‘Too tired to get up’: mum suffers months after COVID battle

 

Some patients continue to suffer months after contracting COVID-19.

Tara Knevitt was cleared of coronavirus more than two months ago, on August 13, but is still struck by headaches and fatigue, and is yet to regain her sense of smell.

The 35-year-old mum of three was hospitalised overnight while she had COVID-19, which she was diagnosed with on July 20.

Ms Knevitt said she did not expect COVID-19 would continue to impact her for this long.

"I still don't have my smell back," she said.

"It comes and goes, I might get a little whiff a couple of times a day of something but that's it.

Young mum Tara, with her three kids, has had coronavirus and continues to battle ongoing effects. Picture: Glenn Ferguson
Young mum Tara, with her three kids, has had coronavirus and continues to battle ongoing effects. Picture: Glenn Ferguson

"I can put lavender essential oils under my nose and I can't smell it.

"I've been told it can last months. I hate not being able to smell things."

COVID-19 also caused Ms Knevitt to lose her sense of taste, and although it has since returned, she said some things now taste different.

"Some things I used to really love and enjoy, I don't care for anymore," she said.

The young mum also battles ongoing fatigue, and headaches "every couple of days".

When she returned to work, she could initially only work one day a week due to exhaustion.

"Now it's slowly got better," she said.

"But I'm not one to sit around and do nothing, and I can sit there at night and do nothing for a couple of hours.

"I've never done that, I'm just too tired to get up.

Poppy, Tilly and mum Tara. Ms Knevitt won the Bethany Superhero Awards Competition for her amazing parenting despite battling the illness. Picture: Alan Barber
Poppy, Tilly and mum Tara. Ms Knevitt won the Bethany Superhero Awards Competition for her amazing parenting despite battling the illness. Picture: Alan Barber

"I usually go for a walk daily or sometimes twice, now it's maybe four walks a week and they're not as long as they were."

She has discussed her situation with her GP, but given how recently COVID-19 has emerged, there is limited information on how to deal with the ongoing effects.

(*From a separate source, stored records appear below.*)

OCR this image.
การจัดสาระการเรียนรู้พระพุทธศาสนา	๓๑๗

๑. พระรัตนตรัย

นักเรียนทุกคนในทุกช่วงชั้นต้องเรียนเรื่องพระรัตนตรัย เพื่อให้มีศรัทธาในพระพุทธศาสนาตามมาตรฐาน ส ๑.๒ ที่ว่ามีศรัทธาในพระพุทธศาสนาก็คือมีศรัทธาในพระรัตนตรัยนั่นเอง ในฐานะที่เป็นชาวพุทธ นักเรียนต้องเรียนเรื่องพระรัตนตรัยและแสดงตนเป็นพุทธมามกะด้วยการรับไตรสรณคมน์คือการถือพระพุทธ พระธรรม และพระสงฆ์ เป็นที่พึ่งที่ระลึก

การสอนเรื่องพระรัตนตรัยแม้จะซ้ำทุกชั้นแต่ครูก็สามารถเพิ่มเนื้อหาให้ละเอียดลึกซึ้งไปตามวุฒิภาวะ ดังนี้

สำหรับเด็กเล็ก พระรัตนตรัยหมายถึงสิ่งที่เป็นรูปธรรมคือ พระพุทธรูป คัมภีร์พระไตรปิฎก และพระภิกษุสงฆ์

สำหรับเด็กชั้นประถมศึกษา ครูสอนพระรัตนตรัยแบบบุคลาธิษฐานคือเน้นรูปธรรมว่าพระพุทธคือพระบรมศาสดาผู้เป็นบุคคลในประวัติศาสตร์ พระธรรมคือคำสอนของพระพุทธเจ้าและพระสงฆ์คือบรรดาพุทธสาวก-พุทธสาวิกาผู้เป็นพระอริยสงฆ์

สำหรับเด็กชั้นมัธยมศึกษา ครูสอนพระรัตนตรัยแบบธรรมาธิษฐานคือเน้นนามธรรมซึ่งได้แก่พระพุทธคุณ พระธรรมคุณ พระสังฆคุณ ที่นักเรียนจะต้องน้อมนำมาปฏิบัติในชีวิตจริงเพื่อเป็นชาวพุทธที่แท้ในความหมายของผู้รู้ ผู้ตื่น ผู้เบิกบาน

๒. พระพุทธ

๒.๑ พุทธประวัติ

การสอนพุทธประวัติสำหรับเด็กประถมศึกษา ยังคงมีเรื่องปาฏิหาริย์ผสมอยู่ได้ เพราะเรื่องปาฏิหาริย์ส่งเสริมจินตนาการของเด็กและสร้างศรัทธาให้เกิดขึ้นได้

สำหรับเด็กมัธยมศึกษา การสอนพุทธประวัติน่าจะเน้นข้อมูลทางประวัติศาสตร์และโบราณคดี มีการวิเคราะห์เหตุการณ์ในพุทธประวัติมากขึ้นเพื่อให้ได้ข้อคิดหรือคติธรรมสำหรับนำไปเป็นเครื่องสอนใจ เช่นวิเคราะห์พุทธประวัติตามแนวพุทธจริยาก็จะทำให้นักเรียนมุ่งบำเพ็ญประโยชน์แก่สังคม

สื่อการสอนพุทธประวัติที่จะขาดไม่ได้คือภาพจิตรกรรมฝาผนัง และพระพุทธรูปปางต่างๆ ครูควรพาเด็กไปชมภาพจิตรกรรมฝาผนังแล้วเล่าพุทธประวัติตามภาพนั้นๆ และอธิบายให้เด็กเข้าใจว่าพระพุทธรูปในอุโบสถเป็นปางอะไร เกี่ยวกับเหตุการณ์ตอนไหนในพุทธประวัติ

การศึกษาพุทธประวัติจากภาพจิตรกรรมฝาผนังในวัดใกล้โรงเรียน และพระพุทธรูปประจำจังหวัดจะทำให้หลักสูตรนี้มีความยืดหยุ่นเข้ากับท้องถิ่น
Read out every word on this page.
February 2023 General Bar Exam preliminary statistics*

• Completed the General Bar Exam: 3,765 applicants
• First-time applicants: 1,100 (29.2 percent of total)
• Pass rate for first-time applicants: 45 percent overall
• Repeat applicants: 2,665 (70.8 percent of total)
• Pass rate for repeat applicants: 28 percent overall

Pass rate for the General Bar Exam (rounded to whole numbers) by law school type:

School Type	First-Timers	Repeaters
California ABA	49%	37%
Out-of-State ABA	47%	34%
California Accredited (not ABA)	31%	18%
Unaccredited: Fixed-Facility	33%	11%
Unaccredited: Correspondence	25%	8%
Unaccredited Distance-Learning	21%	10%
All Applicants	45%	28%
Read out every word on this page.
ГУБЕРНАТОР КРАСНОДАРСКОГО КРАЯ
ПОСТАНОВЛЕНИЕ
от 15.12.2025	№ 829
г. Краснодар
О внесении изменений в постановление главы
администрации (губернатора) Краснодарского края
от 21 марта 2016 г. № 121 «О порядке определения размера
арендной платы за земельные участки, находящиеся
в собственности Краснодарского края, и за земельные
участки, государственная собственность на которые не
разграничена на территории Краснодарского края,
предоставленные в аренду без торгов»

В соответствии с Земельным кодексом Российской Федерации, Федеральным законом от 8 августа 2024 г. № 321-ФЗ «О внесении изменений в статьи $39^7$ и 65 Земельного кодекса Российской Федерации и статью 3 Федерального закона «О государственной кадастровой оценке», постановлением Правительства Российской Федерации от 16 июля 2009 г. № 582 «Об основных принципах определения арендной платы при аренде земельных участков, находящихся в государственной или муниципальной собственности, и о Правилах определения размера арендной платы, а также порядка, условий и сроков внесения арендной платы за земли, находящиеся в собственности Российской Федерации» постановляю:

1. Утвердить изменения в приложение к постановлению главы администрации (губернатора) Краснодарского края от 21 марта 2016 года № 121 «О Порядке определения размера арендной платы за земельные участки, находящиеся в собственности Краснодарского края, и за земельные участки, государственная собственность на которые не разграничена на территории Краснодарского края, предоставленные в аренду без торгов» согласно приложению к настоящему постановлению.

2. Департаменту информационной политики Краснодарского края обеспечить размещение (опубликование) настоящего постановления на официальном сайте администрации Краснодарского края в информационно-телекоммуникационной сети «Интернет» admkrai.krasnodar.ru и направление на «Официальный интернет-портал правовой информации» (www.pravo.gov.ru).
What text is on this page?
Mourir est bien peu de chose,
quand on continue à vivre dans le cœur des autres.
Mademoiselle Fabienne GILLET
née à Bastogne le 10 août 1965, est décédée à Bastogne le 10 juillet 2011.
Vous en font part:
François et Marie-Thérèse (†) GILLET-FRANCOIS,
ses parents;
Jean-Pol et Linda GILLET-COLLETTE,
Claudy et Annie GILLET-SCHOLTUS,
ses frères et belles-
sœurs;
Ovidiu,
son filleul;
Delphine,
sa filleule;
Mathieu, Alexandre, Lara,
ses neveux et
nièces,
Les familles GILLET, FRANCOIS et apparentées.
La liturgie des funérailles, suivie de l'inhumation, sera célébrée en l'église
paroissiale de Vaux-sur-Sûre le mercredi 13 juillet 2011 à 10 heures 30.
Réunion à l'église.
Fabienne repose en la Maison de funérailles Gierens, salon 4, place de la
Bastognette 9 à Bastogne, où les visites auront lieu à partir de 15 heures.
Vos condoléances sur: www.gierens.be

Barwon Health infectious diseases specialist Associate Professor Daniel O'Brien said while some people experience lasting effects after COVID-19, most people recover well.

He said many recovered patients have described experiencing anosmia - the loss of the ability to detect one or more smells.
"Some patients with COVID-19 who require care for an extended period of time will often have an extended stay in hospital to recover after their ICU admission," Prof O'Brien said.

"There are two inpatients at Barwon Health who are recovering from COVID-19.

"We have multiple research projects ongoing that look into the ongoing effects of the coronavirus in our community, with no preliminary information available yet."